At first Zhenya cried. Then she started hooting with laughter like a madwoman. Then sobbing again. Then they smoked their way through both the packs of cigarettes they had brought. Zhenya finally remembered with a start that she had never before been away from Sasha for such a long time. They hurried back home. Zhenya told Vera the whole of Irene's story, whose final episode had been reached yesterday. And evidently also made up yesterday. In return Vera told her the true story. Both coincided in the most improbable place: regarding the clandestine past of the Irish-British Communist who had been sentenced to death and subsequently exchanged for a Soviet spy.

By the time they got back to the house, Zhenya felt gutted. The children had already had their supper and were playing junior bingo at the big table: instead of numbers the cards had turnips, carrots and mittens. Sasha, clutching his bingo card, waved to his mother, cried, «Hurray! I've got a hare!» and covered it with a picture.
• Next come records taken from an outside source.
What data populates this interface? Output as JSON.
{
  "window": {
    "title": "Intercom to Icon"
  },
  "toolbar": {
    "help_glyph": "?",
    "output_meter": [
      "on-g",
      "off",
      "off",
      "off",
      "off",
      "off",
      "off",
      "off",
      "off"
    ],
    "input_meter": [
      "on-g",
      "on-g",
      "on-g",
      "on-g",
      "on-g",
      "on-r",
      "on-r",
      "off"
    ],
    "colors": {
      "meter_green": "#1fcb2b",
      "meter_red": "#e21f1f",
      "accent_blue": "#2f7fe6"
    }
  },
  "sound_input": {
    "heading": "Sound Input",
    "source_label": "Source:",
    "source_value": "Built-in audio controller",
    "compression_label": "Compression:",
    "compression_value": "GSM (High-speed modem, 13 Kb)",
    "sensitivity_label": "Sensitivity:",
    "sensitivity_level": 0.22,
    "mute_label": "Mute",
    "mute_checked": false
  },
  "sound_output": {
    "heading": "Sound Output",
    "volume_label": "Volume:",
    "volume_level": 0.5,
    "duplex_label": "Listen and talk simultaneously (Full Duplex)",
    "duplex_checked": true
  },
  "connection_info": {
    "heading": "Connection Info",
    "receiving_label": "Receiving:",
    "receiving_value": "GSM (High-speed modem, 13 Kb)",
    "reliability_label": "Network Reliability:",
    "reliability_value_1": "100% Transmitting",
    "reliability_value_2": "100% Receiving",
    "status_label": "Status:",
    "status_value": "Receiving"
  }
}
He was an equal among equals, neither slow, nor ill, nor overwrought.

The others were sitting on Irene's verandah drinking sherry. Susie was taking little gulps from her glass with a blissful expression on her face. Vera went up on to the verandah and sat with the rest of them.

Zhenya went to her room. They invited her to join them, but she called back that she had a headache. She lay on the bed. Actually this was one evening when her head was not aching, but there was something she needed to do for herself. She needed to perform an operation of some kind before she could once more drink wine, chat with these friends, and enjoy the company of other, more educated and intelligent friends she had left behind in Moscow.

The children finished their bingo. Zhenya washed Sasha's feet, put him to bed and put out the light. One of the friends invited her to come with a stage whisper which was little short of a shout:

«Zhenya! Come and have some pie!»

«Sasha isn't asleep yet. I'll come in a minute,» she responded in an equally theatrical voice.

She lay in the darkness and researched her spiritual wound. There were two wounds. One was from the misdirected compassion she had lavished on brilliantly invented and brutally murdered, nonexistent children, especially Diana. It was like the pain from an amputated leg, felt even though the leg is no longer there. Phantom pain. Worse than that: this leg had never been there. The second was a feeling of hurt for herself, a pathetic rabbit which had had a senseless experiment performed on it. Or perhaps there had been some sense, only none that she could understand.

Somebody again knocked quietly at the window. Her name was called, but Zhenya did not respond. She simply couldn't imagine the expression on Irene's face, who would guess immediately that she had been unmasked. Or Irene's voice. Or her own embarrassment at Irene's embarrassment. Zhenya lay there, not sleeping, until the light was turned off on the verandah. Then she got up, lit the small wall lamp, and piled everything into her suitcase: clean clothing and dirty, toys and books. She paused only to carefully wrap Sasha's gumboots in a used towel.

Early in the morning Zhenya and Sasha left the house with their suitcase. They went to the bus station, and Zhenya had no idea where they would go after that. Moscow perhaps. But at the bus station the one and only bus, old, almost pre-war, bore the legend «Novy Svet», and they boarded that, and two hours later were in a quite different place.

They rented a room by the sea and spent another three weeks there. Sasha behaved perfectly: none of the hysterical outbursts which so alarmed Zhenya and the doctors. He walked barefoot along the waterline, sometimes running into the shallow water and stamping his bare heels in it. He ate, he slept. He seemed to have outgrown a phase. So did Zhenya.

Novy Svet was wonderful. The wisteria was still in bloom and they were beside the mountains: immediately behind the house a rocky hillside rose, which you could climb and in two hours reach a neatly rounded summit which looked positively Japanese. And you could look down from there to a shallow bay, and rocks with ancient Greek names which had jutted out of the water here since the world began.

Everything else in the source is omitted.